Along with shelf-stable foods, spices, frozen foods and items used in a lot of other dishes - flour, for example - tend to be some of the most concerning items. Thus, Stryker said, it's important to be on the lookout, but it's also important not to panic.
"People shouldn't worry," she said. "We all eat, and you can't be 100 percent safe all the time. What you can do is you can be aware, and pay attention."
Grocery stores often post displays or signs alerting shoppers to a recall. Sometimes info is also printed on receipts. In addition, people can sign up for notifications so that they're alerted when a recalled product has come through Alaska.
"Just pay attention to what's being recalled," Stryker said. "Be aware and take a few minutes to go through your pantry or fridge or freezer to check for items."
The most recent recalled foods listed on the Alaska Dept. of Environmental Conservation Div. of Environmental Health Food Safety and Sanitation Program webpage include types of McCormick Club Size Original Taco Seasoning, Nestle Drumsticks, Fred Meyer Deli Superfood Wraps, Wattie's Canned Spaghetti with Sausage products, Black Forest Ham Products, Field Day Organic Ranch Dressing products, and others.

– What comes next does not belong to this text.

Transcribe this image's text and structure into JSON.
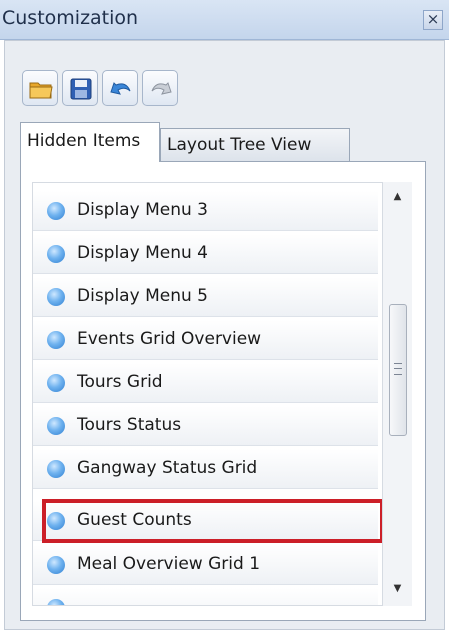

To figure out if you have a recall, first look at food names and brands to find out if you have the product, then check location (some products are only distributed to certain states or countries). If you're in the recall alert area, the next step is to check expiration dates and lot numbers. Chuck the item if it's too risky. You can also look for exchanges, as companies will often replace a recalled product at no cost to you.